After that epiphany, all the other arguments against going became less significant. Now we have our new solar panels so power isn’t a reason not to go. The passages will be a lot shorter than our 27-day passage, so passages are not a reason not to go. We are going to stop for the cyclone season in Tonga and can have new batteries delivered there if need be, so batteries are not a reason not to go. The electronics have been fixed, the staysail furling line has been replaced with a smaller diameter line so it isn’t binding up any more, the scuba diving certifications we wanted to get before we left have been achieved, blah blah blah. Nothing has been stopping us all along that wasn’t simply in our own heads.
Once that was decided, after one last stop at the coral garden in Tahaa and goodbye dinners with Athanor, we headed back to Bora, our jumping off point for our trip to Tonga. In Bora, we enjoyed the Heiva festivities, a month-long celebration of traditional song, dance and sporting events. And I take back what I said about Bora loosing its culture: it’s housekeeping may be lacking, but the performances and competitions we saw demonstrate a people who are firmly committed to preserving their traditions.

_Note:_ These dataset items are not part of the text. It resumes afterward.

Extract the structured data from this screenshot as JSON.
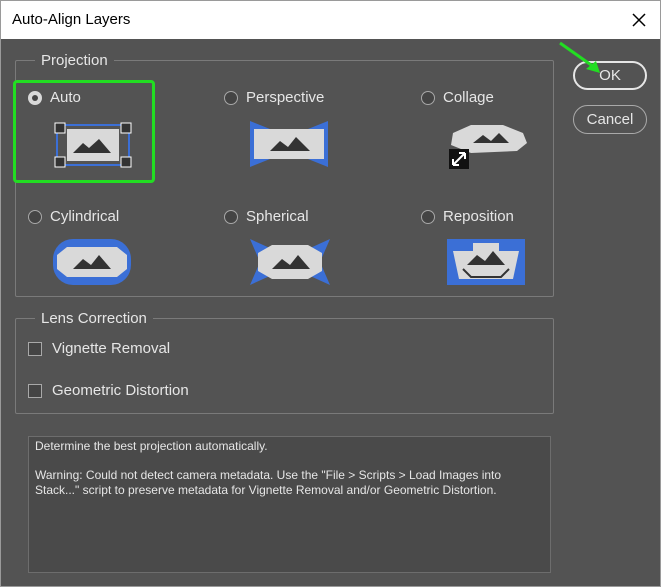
{
  "window": {
    "title": "Auto-Align Layers"
  },
  "projection": {
    "legend": "Projection",
    "options": [
      {
        "label": "Auto",
        "selected": true,
        "icon": "auto-projection-icon"
      },
      {
        "label": "Perspective",
        "selected": false,
        "icon": "perspective-projection-icon"
      },
      {
        "label": "Collage",
        "selected": false,
        "icon": "collage-projection-icon"
      },
      {
        "label": "Cylindrical",
        "selected": false,
        "icon": "cylindrical-projection-icon"
      },
      {
        "label": "Spherical",
        "selected": false,
        "icon": "spherical-projection-icon"
      },
      {
        "label": "Reposition",
        "selected": false,
        "icon": "reposition-projection-icon"
      }
    ]
  },
  "lens_correction": {
    "legend": "Lens Correction",
    "options": [
      {
        "label": "Vignette Removal",
        "checked": false
      },
      {
        "label": "Geometric Distortion",
        "checked": false
      }
    ]
  },
  "buttons": {
    "ok": "OK",
    "cancel": "Cancel"
  },
  "description": {
    "line1": "Determine the best projection automatically.",
    "line2": "Warning: Could not detect camera metadata. Use the \"File > Scripts > Load Images into Stack...\" script to preserve metadata for Vignette Removal and/or Geometric Distortion."
  },
  "colors": {
    "accent_blue": "#3b6fd6",
    "highlight_green": "#22dd22",
    "panel_gray": "#535353"
  }
}
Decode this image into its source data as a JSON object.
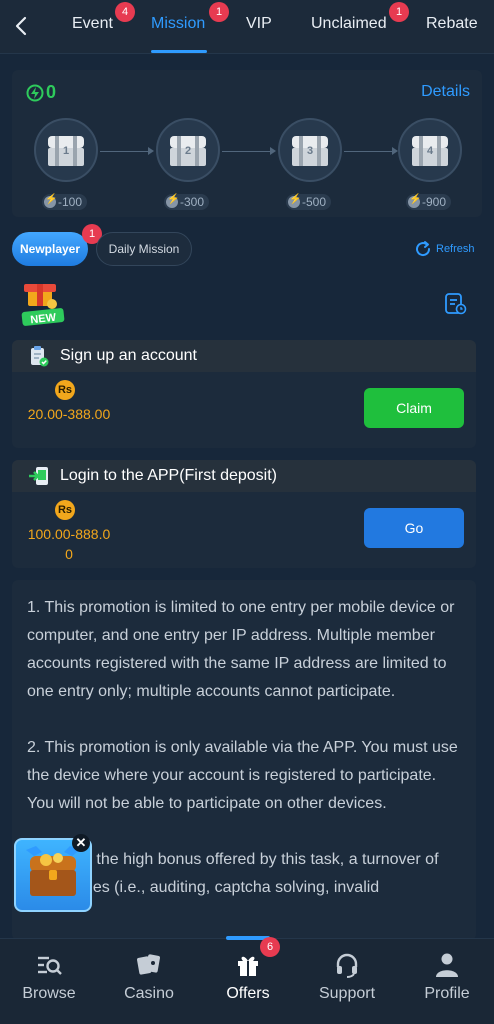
{
  "top_tabs": [
    {
      "label": "Event",
      "badge": "4"
    },
    {
      "label": "Mission",
      "badge": "1"
    },
    {
      "label": "VIP"
    },
    {
      "label": "Unclaimed",
      "badge": "1"
    },
    {
      "label": "Rebate"
    }
  ],
  "progress": {
    "energy": "0",
    "details_label": "Details",
    "chests": [
      {
        "number": "1",
        "cost": "-100"
      },
      {
        "number": "2",
        "cost": "-300"
      },
      {
        "number": "3",
        "cost": "-500"
      },
      {
        "number": "4",
        "cost": "-900"
      }
    ]
  },
  "sub_tabs": {
    "newplayer": "Newplayer",
    "newplayer_badge": "1",
    "daily": "Daily Mission",
    "refresh": "Refresh"
  },
  "new_icon_text": "NEW",
  "tasks": [
    {
      "title": "Sign up an account",
      "currency": "Rs",
      "range": "20.00-388.00",
      "button": "Claim"
    },
    {
      "title": "Login to the APP(First deposit)",
      "currency": "Rs",
      "range": "100.00-888.00",
      "button": "Go"
    }
  ],
  "rules": [
    "1. This promotion is limited to one entry per mobile device or computer, and one entry per IP address. Multiple member accounts registered with the same IP address are limited to one entry only; multiple accounts cannot participate.",
    "2. This promotion is only available via the APP. You must use the device where your account is registered to participate. You will not be able to participate on other devices.",
    "3. Due to the high bonus offered by this task, a turnover of 20.00 times (i.e., auditing, captcha solving, invalid"
  ],
  "bottom_nav": [
    {
      "label": "Browse"
    },
    {
      "label": "Casino"
    },
    {
      "label": "Offers",
      "badge": "6"
    },
    {
      "label": "Support"
    },
    {
      "label": "Profile"
    }
  ],
  "colors": {
    "accent": "#2f9bff",
    "green": "#1fbf3d",
    "gold": "#f2a71c",
    "badge": "#e73b51"
  }
}
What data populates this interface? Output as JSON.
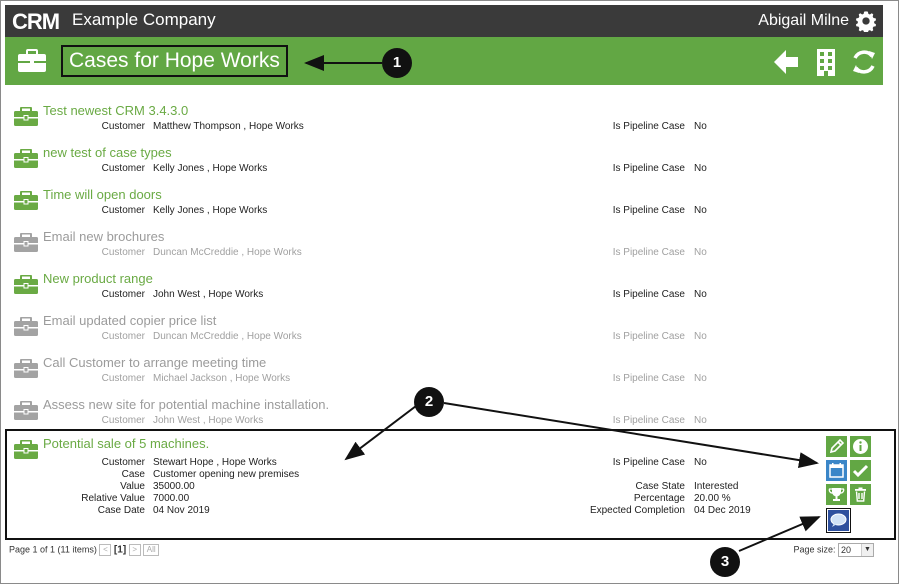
{
  "app": {
    "logo_text": "CRM",
    "company": "Example Company",
    "user": "Abigail Milne"
  },
  "header": {
    "title": "Cases for Hope Works"
  },
  "labels": {
    "customer": "Customer",
    "pipeline": "Is Pipeline Case",
    "case": "Case",
    "value": "Value",
    "relative_value": "Relative Value",
    "case_date": "Case Date",
    "case_state": "Case State",
    "percentage": "Percentage",
    "expected_completion": "Expected Completion"
  },
  "cases": [
    {
      "title": "Test newest CRM 3.4.3.0",
      "customer": "Matthew Thompson , Hope Works",
      "pipeline": "No",
      "active": true
    },
    {
      "title": "new test of case types",
      "customer": "Kelly Jones , Hope Works",
      "pipeline": "No",
      "active": true
    },
    {
      "title": "Time will open doors",
      "customer": "Kelly Jones , Hope Works",
      "pipeline": "No",
      "active": true
    },
    {
      "title": "Email new brochures",
      "customer": "Duncan McCreddie , Hope Works",
      "pipeline": "No",
      "active": false
    },
    {
      "title": "New product range",
      "customer": "John West , Hope Works",
      "pipeline": "No",
      "active": true
    },
    {
      "title": "Email updated copier price list",
      "customer": "Duncan McCreddie , Hope Works",
      "pipeline": "No",
      "active": false
    },
    {
      "title": "Call Customer to arrange meeting time",
      "customer": "Michael Jackson , Hope Works",
      "pipeline": "No",
      "active": false
    },
    {
      "title": "Assess new site for potential machine installation.",
      "customer": "John West , Hope Works",
      "pipeline": "No",
      "active": false
    }
  ],
  "selected": {
    "title": "Potential sale of 5 machines.",
    "customer": "Stewart Hope , Hope Works",
    "pipeline": "No",
    "case": "Customer opening new premises",
    "value": "35000.00",
    "relative_value": "7000.00",
    "case_date": "04 Nov 2019",
    "case_state": "Interested",
    "percentage": "20.00 %",
    "expected_completion": "04 Dec 2019"
  },
  "footer": {
    "page_info": "Page 1 of 1 (11 items)",
    "prev": "<",
    "current": "[1]",
    "next": ">",
    "all": "All",
    "page_size_label": "Page size:",
    "page_size": "20"
  },
  "callouts": [
    "1",
    "2",
    "3"
  ],
  "colors": {
    "topbar": "#3a3a3a",
    "brand_green": "#62a744",
    "active_title": "#6aaa44",
    "inactive": "#9b9b9b",
    "chat_button": "#2d4f9e"
  }
}
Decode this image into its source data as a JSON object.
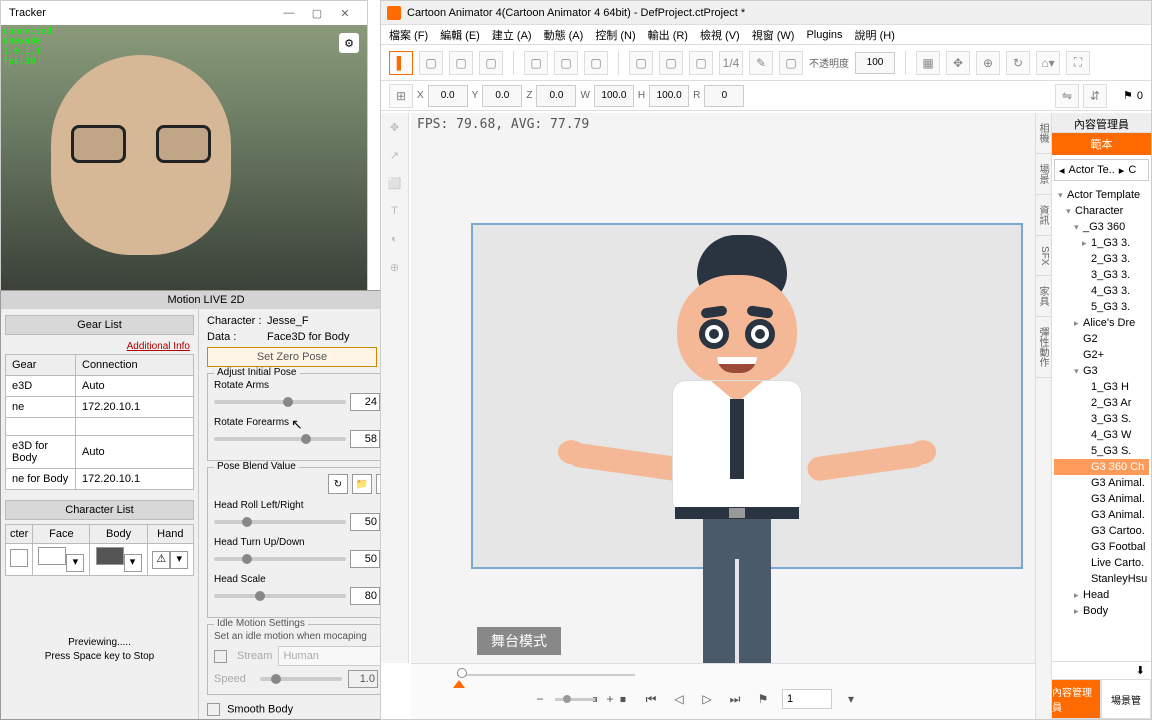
{
  "tracker": {
    "title": "Tracker",
    "overlay": "connected\n640x480\n1.0.1.1\nfps:30"
  },
  "ml2d": {
    "title": "Motion LIVE 2D",
    "gear_list": "Gear List",
    "additional_info": "Additional Info",
    "gear_head": "Gear",
    "conn_head": "Connection",
    "rows": [
      {
        "g": "e3D",
        "c": "Auto"
      },
      {
        "g": "ne",
        "c": "172.20.10.1"
      },
      {
        "g": "",
        "c": ""
      },
      {
        "g": "e3D for Body",
        "c": "Auto"
      },
      {
        "g": "ne for Body",
        "c": "172.20.10.1"
      }
    ],
    "char_list": "Character List",
    "cols": [
      "cter",
      "Face",
      "Body",
      "Hand"
    ],
    "preview": "Previewing.....\nPress Space key to Stop",
    "character_lbl": "Character :",
    "character": "Jesse_F",
    "data_lbl": "Data :",
    "data": "Face3D for Body",
    "set_zero": "Set Zero Pose",
    "adjust_pose": "Adjust Initial Pose",
    "rotate_arms": "Rotate Arms",
    "rotate_arms_val": "24",
    "rotate_fore": "Rotate Forearms",
    "rotate_fore_val": "58",
    "pose_blend": "Pose Blend Value",
    "head_roll": "Head Roll Left/Right",
    "head_roll_val": "50",
    "head_turn": "Head Turn Up/Down",
    "head_turn_val": "50",
    "head_scale": "Head Scale",
    "head_scale_val": "80",
    "idle_title": "Idle Motion Settings",
    "idle_desc": "Set an idle motion when mocaping",
    "idle_stream": "Stream",
    "idle_human": "Human",
    "idle_speed": "Speed",
    "idle_speed_val": "1.0",
    "smooth": "Smooth Body"
  },
  "ca": {
    "title": "Cartoon Animator 4(Cartoon Animator 4 64bit) - DefProject.ctProject *",
    "menu": [
      "檔案 (F)",
      "編輯 (E)",
      "建立 (A)",
      "動態 (A)",
      "控制 (N)",
      "輸出 (R)",
      "檢視 (V)",
      "視窗 (W)",
      "Plugins",
      "說明 (H)"
    ],
    "toolbar": {
      "opacity_label": "不透明度",
      "opacity": "100"
    },
    "coords": {
      "x": "X",
      "xv": "0.0",
      "y": "Y",
      "yv": "0.0",
      "z": "Z",
      "zv": "0.0",
      "w": "W",
      "wv": "100.0",
      "h": "H",
      "hv": "100.0",
      "r": "R",
      "rv": "0",
      "layer": "0"
    },
    "fps": "FPS: 79.68, AVG: 77.79",
    "mode": "舞台模式",
    "frame": "1",
    "vtabs": [
      "相機",
      "場景",
      "資訊",
      "SFX",
      "家具",
      "彈性動作"
    ],
    "cp_title": "內容管理員",
    "cp_tab": "範本",
    "crumb": [
      "Actor Te..",
      "C"
    ],
    "tree": [
      {
        "t": "Actor Template",
        "d": 0,
        "e": "▾"
      },
      {
        "t": "Character",
        "d": 1,
        "e": "▾"
      },
      {
        "t": "_G3 360",
        "d": 2,
        "e": "▾"
      },
      {
        "t": "1_G3 3.",
        "d": 3,
        "e": "▸"
      },
      {
        "t": "2_G3 3.",
        "d": 3
      },
      {
        "t": "3_G3 3.",
        "d": 3
      },
      {
        "t": "4_G3 3.",
        "d": 3
      },
      {
        "t": "5_G3 3.",
        "d": 3
      },
      {
        "t": "Alice's Dre",
        "d": 2,
        "e": "▸"
      },
      {
        "t": "G2",
        "d": 2
      },
      {
        "t": "G2+",
        "d": 2
      },
      {
        "t": "G3",
        "d": 2,
        "e": "▾"
      },
      {
        "t": "1_G3 H",
        "d": 3
      },
      {
        "t": "2_G3 Ar",
        "d": 3
      },
      {
        "t": "3_G3 S.",
        "d": 3
      },
      {
        "t": "4_G3 W",
        "d": 3
      },
      {
        "t": "5_G3 S.",
        "d": 3
      },
      {
        "t": "G3 360 Ch",
        "d": 3,
        "sel": true
      },
      {
        "t": "G3 Animal.",
        "d": 3
      },
      {
        "t": "G3 Animal.",
        "d": 3
      },
      {
        "t": "G3 Animal.",
        "d": 3
      },
      {
        "t": "G3 Cartoo.",
        "d": 3
      },
      {
        "t": "G3 Footbal",
        "d": 3
      },
      {
        "t": "Live Carto.",
        "d": 3
      },
      {
        "t": "StanleyHsu",
        "d": 3
      },
      {
        "t": "Head",
        "d": 2,
        "e": "▸"
      },
      {
        "t": "Body",
        "d": 2,
        "e": "▸"
      }
    ],
    "btabs": [
      "內容管理員",
      "場景管"
    ]
  }
}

It is with excitement for what lies ahead mixed with some melancholy for what we leave behind, that we plan to set sail on Thursday, June 25, if the weather gods cooperate, for the 1300 nautical mile journey to Tonga by way of Palmerston Atoll and Nuie. We have our dinners cooked ahead of time and frozen for the journey, we have our fuel tank and jugs filled, we have full water tanks, and we will have our check-out of the country paperwork complete tomorrow, along with our last-minute fresh fruit and vegetable shopping. Our checklist is getting shorter by the minute. At least three other sailboats are leaving for the same destination from Bora at the same time as we are, and Rick has already set up a daily radio net with them to follow each other’s progress and assist each other in whatever way we can. You can follow our journey by clicking on the following map share link:
https://share.delorme.com/RickandCindyPatrinellis
Bon Voyage!
Hey Cindy & Rick, just now catching up with your narrate and wanted to wish you well on the adventures ahead! Claudia and I really enjoyed your story and the way it has brought back many memories of the on-board lifestyle years ago; the similar life-is-(so)-short raison d’être; and how for us, too, that – even in exotic locales – the boatwork never stops (at times, may have actually increased, if I remember). Loved the hitchhiking photo! Best wishes and smooth sailing you guys! Truly hope our paths cross again someday and, please remember, you always have a home away from home should you again find yourselves in NZ.